The AP reports that Ken Lay's conviction was vacated in federal district court today. Overturning of a criminal judgment is per se proof that a serious error occurred at trial. Further, the high percentage of overturnings of convictions of CEOs of very large corporations is proof that the system of trying CEOs is broken. We should all start wringing our hands and call for an immediate moratorium on the trial of mega-CEOs until this broken system is fixed.
The foregoing drivel is strikingly similar to an argument we have heard with some regularity in the death penalty debate. However, the argument was taken seriously in the death penalty context. A judgment may be overturned in a criminal case, even though everyone involved in the trial performed correctly, because of events occurring after the trial. In Lay's case, the defendant died during the appeal, and the federal courts still adhere to the bizarre rule that this results in automatic vacation of the sentence. (Imagine an appellate attorney discussing this rule with his client. "You want a guaranteed reversal?
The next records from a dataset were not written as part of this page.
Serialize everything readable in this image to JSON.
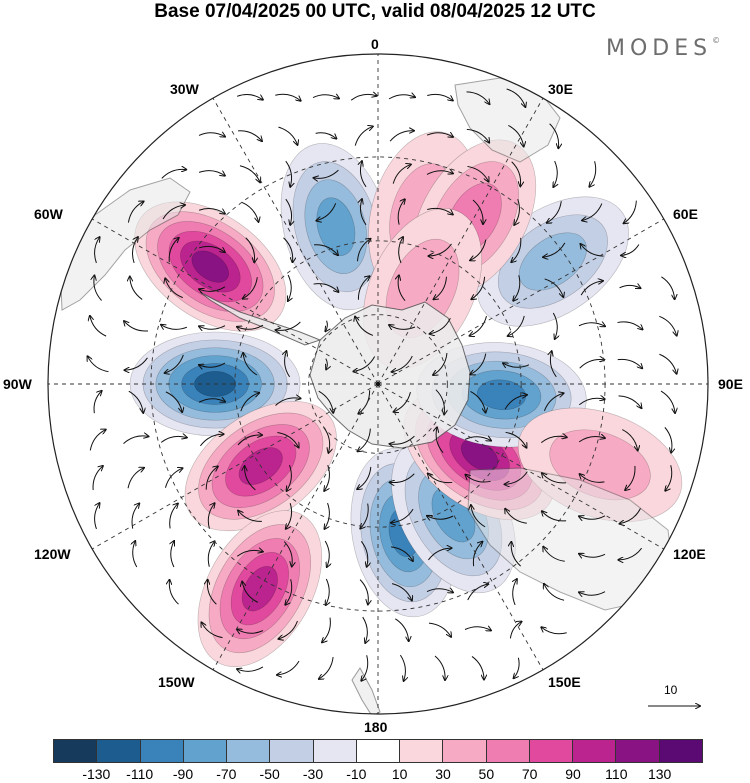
{
  "title": "Base 07/04/2025 00 UTC, valid 08/04/2025 12 UTC",
  "brand": "MODES",
  "brand_mark": "©",
  "longitude_labels": {
    "lon_0": "0",
    "lon_30e": "30E",
    "lon_60e": "60E",
    "lon_90e": "90E",
    "lon_120e": "120E",
    "lon_150e": "150E",
    "lon_180": "180",
    "lon_150w": "150W",
    "lon_120w": "120W",
    "lon_90w": "90W",
    "lon_60w": "60W",
    "lon_30w": "30W"
  },
  "reference_vector": {
    "value": "10"
  },
  "colorbar": {
    "colors": [
      "#163a5c",
      "#1c5c8e",
      "#3a82ba",
      "#62a2cf",
      "#95bcdc",
      "#c3cfe5",
      "#e6e6f3",
      "#ffffff",
      "#f9d7dc",
      "#f6aac4",
      "#f07db1",
      "#e0499d",
      "#bb248e",
      "#8a1384",
      "#5a0a72"
    ],
    "tick_labels": [
      "-130",
      "-110",
      "-90",
      "-70",
      "-50",
      "-30",
      "-10",
      "10",
      "30",
      "50",
      "70",
      "90",
      "110",
      "130"
    ]
  },
  "anomaly_centers": [
    {
      "lon": -15,
      "lat": -45,
      "value": -80
    },
    {
      "lon": -55,
      "lat": -35,
      "value": 120
    },
    {
      "lon": -90,
      "lat": -45,
      "value": -120
    },
    {
      "lon": -125,
      "lat": -50,
      "value": 100
    },
    {
      "lon": -150,
      "lat": -28,
      "value": 95
    },
    {
      "lon": 170,
      "lat": -48,
      "value": -100
    },
    {
      "lon": 150,
      "lat": -48,
      "value": -75
    },
    {
      "lon": 125,
      "lat": -55,
      "value": 125
    },
    {
      "lon": 95,
      "lat": -55,
      "value": -95
    },
    {
      "lon": 55,
      "lat": -33,
      "value": -50
    },
    {
      "lon": 15,
      "lat": -42,
      "value": 40
    },
    {
      "lon": 30,
      "lat": -38,
      "value": 50
    },
    {
      "lon": 25,
      "lat": -60,
      "value": 45
    },
    {
      "lon": 110,
      "lat": -28,
      "value": 35
    }
  ]
}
Yes, I can do that, but there's just one small catch.")
In capital cases as well, a trial conducted in full accord with the rules in effect at the time may be reversed if the rules change down the road. For example, capital sentences have been reversed because: (1) the jury was instructed with the original Texas special issues, considered and upheld as a valid method of sentencing in Jurek v. Texas; (2) the jury was given evidence of the impact of the crime on additional victims in accordance with a statute of the state, erroneously declared unconstitutional in Booth v. Maryland, which was overruled in Payne v. Tennessee; (3) the judge rather than the jury found the circumstances that qualified the case as capital, a procedure expressly approved in Walton v. Arizona; (4) the jury considered mild retardation as a mitigating circumstance rather than a categorical exclusion, a mode of proceeding upheld in Penry v. Lynaugh. I could go on and on, but that's enough.